News and Star: Protestors demonstrate plan perimetersProtestors demonstrate plan perimeters (Image: Supplied)

Protestors voiced concerns about the impracticality of the development's location - its distance from existing infrastructure and lack of tree coverage whilst indicating that the hill wasn't steep enough for a luge track and feared the development could extend beyond the current proposal.

Developers have argued that the proposed attraction, set to be 'Europe's first gravity-fuelled downhill luge track', will bring economic gains to the community without negatively impacting the environment, citing 'carbon neutrality' and the introduction of '2,000 new trees' and habitats for wildlife. 

Before the march, organiser and Liberal Democrat Parliamentary Candidate Julia Aglionby questioned the compatibility of the project with the local environment. 

News and Star: Protestors march on Blaze Fell Protestors march on Blaze Fell (Image: Supplied)

"The first principle of the Local Plan requires Development to be sympathetic to its surroundings and fit in with the local landscape and architecture," she said. 

"I have 3 questions for you.

"Do you think a car park for 100 cars and several coaches on the fell is ‘sympathetic’ to its remote surroundings?

"Do you think a huge glass-fronted café fits in with the local landscape?

"Do you think this luge proposal prizes and protects our rural communities?

"I qualified as a chartered surveyor 23 years ago and have been involved in many developments.

"I am for a thriving rural economy but like you I answer no, no and no to these three questions."

In response to the protest, Mr Holder said: "This is a good thing for the UK and a great thing for Cumbria.  

"The embedded carbon footprint of the track is less than one person flying to New York for each year of operation.  

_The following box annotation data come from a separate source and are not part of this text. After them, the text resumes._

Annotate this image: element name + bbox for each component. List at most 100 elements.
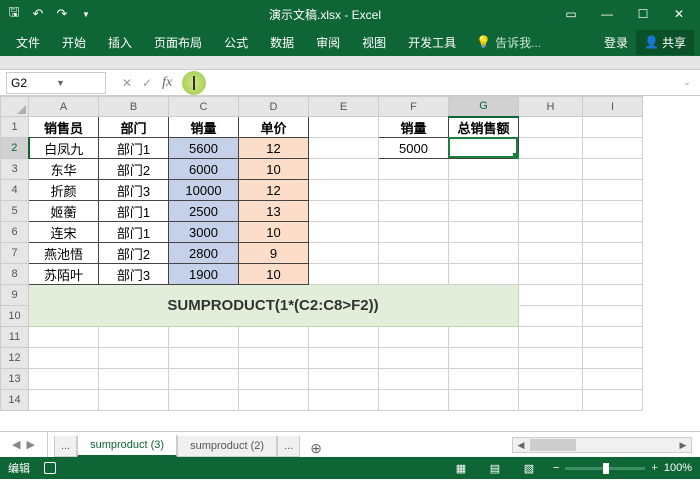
cell-A14[interactable] <box>29 390 99 411</box>
cell-C7[interactable]: 2800 <box>169 243 239 264</box>
cell-I1[interactable] <box>583 117 643 138</box>
cell-A2[interactable]: 白凤九 <box>29 138 99 159</box>
cell-I10[interactable] <box>583 306 643 327</box>
cell-G3[interactable] <box>449 159 519 180</box>
minimize-icon[interactable]: — <box>590 2 624 26</box>
col-header-E[interactable]: E <box>309 97 379 117</box>
cell-D11[interactable] <box>239 327 309 348</box>
tab-formulas[interactable]: 公式 <box>214 29 258 56</box>
cell-G13[interactable] <box>449 369 519 390</box>
cell-H4[interactable] <box>519 180 583 201</box>
col-header-I[interactable]: I <box>583 97 643 117</box>
cell-B4[interactable]: 部门3 <box>99 180 169 201</box>
ribbon-options-icon[interactable]: ▭ <box>554 2 588 26</box>
cell-H13[interactable] <box>519 369 583 390</box>
cell-A3[interactable]: 东华 <box>29 159 99 180</box>
share-button[interactable]: 👤共享 <box>636 30 694 55</box>
cell-G2[interactable] <box>449 138 519 159</box>
cell-H6[interactable] <box>519 222 583 243</box>
sheet-tab-active[interactable]: sumproduct (3) <box>77 435 177 457</box>
cell-E5[interactable] <box>309 201 379 222</box>
enter-icon[interactable]: ✓ <box>142 76 152 90</box>
row-header-6[interactable]: 6 <box>1 222 29 243</box>
cell-I8[interactable] <box>583 264 643 285</box>
cell-E3[interactable] <box>309 159 379 180</box>
cell-B2[interactable]: 部门1 <box>99 138 169 159</box>
cell-I6[interactable] <box>583 222 643 243</box>
col-header-D[interactable]: D <box>239 97 309 117</box>
cell-A8[interactable]: 苏陌叶 <box>29 264 99 285</box>
row-header-5[interactable]: 5 <box>1 201 29 222</box>
cell-I3[interactable] <box>583 159 643 180</box>
cell-A11[interactable] <box>29 327 99 348</box>
cell-E1[interactable] <box>309 117 379 138</box>
horizontal-scrollbar[interactable]: ◀ ▶ <box>512 437 692 453</box>
zoom-out-icon[interactable]: − <box>553 462 559 474</box>
cell-D1[interactable]: 单价 <box>239 117 309 138</box>
col-header-A[interactable]: A <box>29 97 99 117</box>
macro-record-icon[interactable] <box>44 462 56 474</box>
cell-G11[interactable] <box>449 327 519 348</box>
row-header-9[interactable]: 9 <box>1 285 29 306</box>
cell-B1[interactable]: 部门 <box>99 117 169 138</box>
cell-D14[interactable] <box>239 390 309 411</box>
tab-developer[interactable]: 开发工具 <box>398 29 466 56</box>
cell-D4[interactable]: 12 <box>239 180 309 201</box>
cell-H9[interactable] <box>519 285 583 306</box>
row-header-11[interactable]: 11 <box>1 327 29 348</box>
expand-formula-icon[interactable]: ⌄ <box>678 77 696 88</box>
cell-E13[interactable] <box>309 369 379 390</box>
redo-icon[interactable]: ↷ <box>52 4 72 24</box>
tab-home[interactable]: 开始 <box>52 29 96 56</box>
cell-C12[interactable] <box>169 348 239 369</box>
cell-G1[interactable]: 总销售额 <box>449 117 519 138</box>
cell-F1[interactable]: 销量 <box>379 117 449 138</box>
cell-F7[interactable] <box>379 243 449 264</box>
row-header-7[interactable]: 7 <box>1 243 29 264</box>
cell-B8[interactable]: 部门3 <box>99 264 169 285</box>
view-pagelayout-icon[interactable]: ▤ <box>485 460 505 476</box>
cell-C8[interactable]: 1900 <box>169 264 239 285</box>
cell-F5[interactable] <box>379 201 449 222</box>
cell-B5[interactable]: 部门1 <box>99 201 169 222</box>
tab-layout[interactable]: 页面布局 <box>144 29 212 56</box>
scroll-thumb[interactable] <box>530 439 576 451</box>
cell-G8[interactable] <box>449 264 519 285</box>
formula-input[interactable] <box>182 72 678 94</box>
close-icon[interactable]: ✕ <box>662 2 696 26</box>
maximize-icon[interactable]: ☐ <box>626 2 660 26</box>
cell-C14[interactable] <box>169 390 239 411</box>
col-header-H[interactable]: H <box>519 97 583 117</box>
cell-F2[interactable]: 5000 <box>379 138 449 159</box>
cell-B12[interactable] <box>99 348 169 369</box>
fx-icon[interactable]: fx <box>162 75 172 91</box>
sheet-nav-next-icon[interactable]: ▶ <box>26 438 34 451</box>
cancel-icon[interactable]: ✕ <box>122 76 132 90</box>
cell-A1[interactable]: 销售员 <box>29 117 99 138</box>
cell-E7[interactable] <box>309 243 379 264</box>
cell-I14[interactable] <box>583 390 643 411</box>
chevron-down-icon[interactable]: ▼ <box>56 78 101 88</box>
cell-D12[interactable] <box>239 348 309 369</box>
zoom-in-icon[interactable]: + <box>651 462 657 474</box>
cell-I7[interactable] <box>583 243 643 264</box>
view-normal-icon[interactable]: ▦ <box>451 460 471 476</box>
sheet-tab-more-right[interactable]: ... <box>277 436 300 457</box>
row-header-3[interactable]: 3 <box>1 159 29 180</box>
tab-view[interactable]: 视图 <box>352 29 396 56</box>
cell-E6[interactable] <box>309 222 379 243</box>
cell-F13[interactable] <box>379 369 449 390</box>
cell-F6[interactable] <box>379 222 449 243</box>
cell-H5[interactable] <box>519 201 583 222</box>
row-header-2[interactable]: 2 <box>1 138 29 159</box>
cell-H1[interactable] <box>519 117 583 138</box>
cell-I13[interactable] <box>583 369 643 390</box>
row-header-14[interactable]: 14 <box>1 390 29 411</box>
cell-B7[interactable]: 部门2 <box>99 243 169 264</box>
cell-C3[interactable]: 6000 <box>169 159 239 180</box>
cell-B13[interactable] <box>99 369 169 390</box>
tab-file[interactable]: 文件 <box>6 29 50 56</box>
cell-H12[interactable] <box>519 348 583 369</box>
cell-D2[interactable]: 12 <box>239 138 309 159</box>
cell-C6[interactable]: 3000 <box>169 222 239 243</box>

"The operational carbon footprint will be zero – possibly the first attraction in the UK to achieve this.  

"We recognise that to operate truly as a carbon-zero business we have to encourage our perspective guests out of their cars and onto public transport.  

"This is very much part of the vision of this project. The improved public transport options will naturally be available to the local community.

"Nature England says biodiversity will be improved with this project- which we agree with," he said. 

The developers also maintain that their project will drive employment and support the local economy, backing up their claim with the proposed creation of 20 to 30 'high-paying' jobs.